Another child, Muhammad Ibrahim Ali, 4, from High Wycombe, did receive antibiotics but suffered a cardiac arrest and died at his home on November 14.

Camila Rose Burns is fighting for her life on a ventilator in a Liverpool hospital after contracting the illness.

There were 2.3 cases of invasive disease per 100,000 children aged one to four this year in England, compared with an average of 0.5 in the pre-pandemic seasons (2017 to 2019), according to data from the UK Health Security Agency (UKHSA).

For children aged between 4 and 9, it has more than tripled, up from 0.3 per 100,000 to 1.1 per 100,000.

The last time there was an intensive period of Strep A infection was in 2017/18, when there were four deaths in the same time period.

Scarlet fever cases have also seen a jump, with 851 cases reported in the week November 14 to 20, compared to an average of 186 for the same timeframe in previous years.

Dr Colin Brown, deputy director of the UKHSA, said: ‘We are seeing a higher number of cases of Group A strep this year than usual. The bacteria usually causes a mild infection producing sore throats or scarlet fever that can be easily treated with antibiotics.

‘In very rare circumstances, this bacteria can get into the bloodstream and cause serious illness – called invasive Group A strep (iGAS).

‘This is still uncommon however it is important that parents are on the lookout for symptoms and see a doctor as quickly as possible so that their child can be treated and we can stop the infection becoming serious.

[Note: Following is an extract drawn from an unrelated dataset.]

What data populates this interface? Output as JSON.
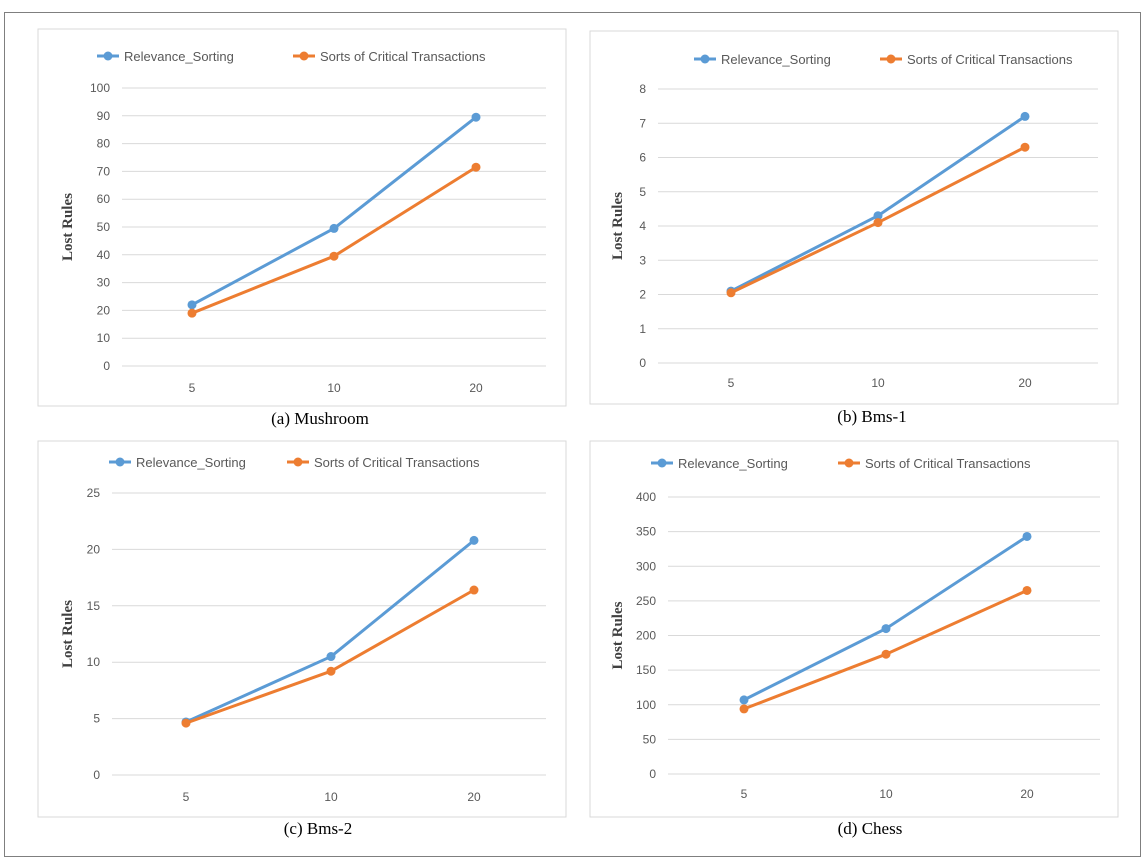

‘Make sure you talk to a health professional if your child is showing signs of deteriorating after a bout of scarlet fever, a sore throat, or a respiratory infection.’

Parents are urged to contact NHS 111 or their GP if their child is getting worse, is feeding or eating much less than normal, or has had a dry nappy for 12 hours or more or shows other signs of dehydration.

They should also seek help if their baby is under three months old and has a temperature of 38C or older than three months old and has a temperature of 39C or higher.

Another symptom is if a child becomes tired or irritable suddenly.

Parents should call 999 or go to A&E if a child is having difficulty breathing (such as grunting noises or tummy sucking in under the ribs), pauses in breathing, blue colour to a child’s skin, tongue or lips, or if a child is floppy and will not wake up or stay awake, according to the NHS.